The Commissioner (Appeal) noted that Board Circular no. 56/95-Cus dated 30.05.1995 also clarifies that whenever consignee intends to take credit on imported goods, a normal bill of entry may be filed.
 
The Commissioner (A) found that the issue has been decided by his predecessor vide order-in appeal NO. 251(DK)CE/JPR-II/2008 wherein the courier bill of entry was held to be prescribed document under Rule 9(c) of the Cenvat Credit Rules, 2004 relying on the Regulation no. 5 of the Courier Imports and Exports (Clearance) Regulations, 1998 which laid down the procedure for clearance of the goods imported through courier. Regulation no. 5(3) prescribes various forms for courier bill of entry provided that the authorized courier or with the concurrence of authorized courier, the consignee or a custom house agent on behalf of the consignee, may file a bill of entry in the form prescribed in the Bill of Entry (Forms) Regulations, 1976 for clearance of any of the imported goods. The Id. Commissioner further held that as per definition in Section 2(26) of the Customs Act, 1962, “importer”, in relation to any goods at any time between their importation and clearance for home consumption, includes any owner or any person holding himself out to be the importer. Regulation 13(a) of the said Regulation provides that an authorized courier shall obtain an authorization, from each of the consignees of the imported goods for whom such courier has imported such goods to the effect that authorized courier may act as agent of such consignee for clearance of such imported goods by the proper officer. He relied Board Circular no. 31/2007 dated 29.08.2007 which permits authorized courier to file regular bill of entry.
 
- The Commissioner (A) found that UPS Jetair Express Pvt Ltd. has filed bill of entry in the Form V under (Regulation 7) which is courier bill of entry for dutiable goods and the name of the consignee mentioned in the bill of entry along with the details of consignment and duty payment.
 
- The Commissioner (A) also found that the aforesaid order of the Commissioner has been accepted by the department. The above decision also applies to the facts of the case and relying on this decision, Commissioner (A) also held that courier bill of entry is like any other bill of entry, is a prescribed document for availing cenvat credit in terms of Rule 9 (c) of CCR, 2004. Hence, CENVAT credit is admissible to the appellant on the strength of courier bill of entry hence cenvat credit is allowed.
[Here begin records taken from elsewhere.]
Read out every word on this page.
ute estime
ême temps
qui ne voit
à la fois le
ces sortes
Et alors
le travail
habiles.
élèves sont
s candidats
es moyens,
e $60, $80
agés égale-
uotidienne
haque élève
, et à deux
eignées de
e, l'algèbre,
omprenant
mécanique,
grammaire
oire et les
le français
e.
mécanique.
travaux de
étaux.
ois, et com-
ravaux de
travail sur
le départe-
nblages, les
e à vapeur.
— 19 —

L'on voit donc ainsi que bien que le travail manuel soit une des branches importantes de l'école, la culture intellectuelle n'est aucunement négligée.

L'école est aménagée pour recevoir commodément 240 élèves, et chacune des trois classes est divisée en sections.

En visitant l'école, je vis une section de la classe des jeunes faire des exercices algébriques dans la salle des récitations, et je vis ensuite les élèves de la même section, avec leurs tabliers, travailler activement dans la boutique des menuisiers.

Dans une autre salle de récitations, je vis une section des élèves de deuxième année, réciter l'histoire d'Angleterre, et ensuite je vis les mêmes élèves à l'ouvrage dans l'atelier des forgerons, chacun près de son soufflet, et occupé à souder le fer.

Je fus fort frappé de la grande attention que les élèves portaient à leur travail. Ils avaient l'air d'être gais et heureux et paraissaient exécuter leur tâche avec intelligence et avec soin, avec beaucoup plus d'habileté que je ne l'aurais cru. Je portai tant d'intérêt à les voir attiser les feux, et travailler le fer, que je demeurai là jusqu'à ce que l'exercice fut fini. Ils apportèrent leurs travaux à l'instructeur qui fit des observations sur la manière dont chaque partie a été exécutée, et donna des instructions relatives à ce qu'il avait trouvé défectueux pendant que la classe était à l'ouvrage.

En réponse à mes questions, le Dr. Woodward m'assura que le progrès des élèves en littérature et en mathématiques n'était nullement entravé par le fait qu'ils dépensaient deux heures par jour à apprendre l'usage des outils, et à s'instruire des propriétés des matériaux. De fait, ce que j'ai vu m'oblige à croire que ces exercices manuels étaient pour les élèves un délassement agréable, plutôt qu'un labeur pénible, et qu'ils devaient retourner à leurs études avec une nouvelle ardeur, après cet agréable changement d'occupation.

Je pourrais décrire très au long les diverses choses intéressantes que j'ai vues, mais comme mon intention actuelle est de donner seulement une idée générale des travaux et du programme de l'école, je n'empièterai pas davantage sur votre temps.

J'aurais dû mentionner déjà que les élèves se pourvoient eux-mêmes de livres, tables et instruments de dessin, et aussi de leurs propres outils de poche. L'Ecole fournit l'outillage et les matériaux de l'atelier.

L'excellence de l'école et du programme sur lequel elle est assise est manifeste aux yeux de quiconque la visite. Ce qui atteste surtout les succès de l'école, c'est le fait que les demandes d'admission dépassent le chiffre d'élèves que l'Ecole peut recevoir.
The demand raised was held to be not sustainable.
 
Decision:-
 
Impugned order set aside and appeal allowed.
 
Conclusion:-
 
Cenvat Credit on the basis of Courier Bill of Entry was rightly allowed to the assessee as the Courier Bill of Entry is also a bill of entry and in case inputs or capital goods are imported through courier, the duty paid cannot be denied to the assessee as cenvat credit.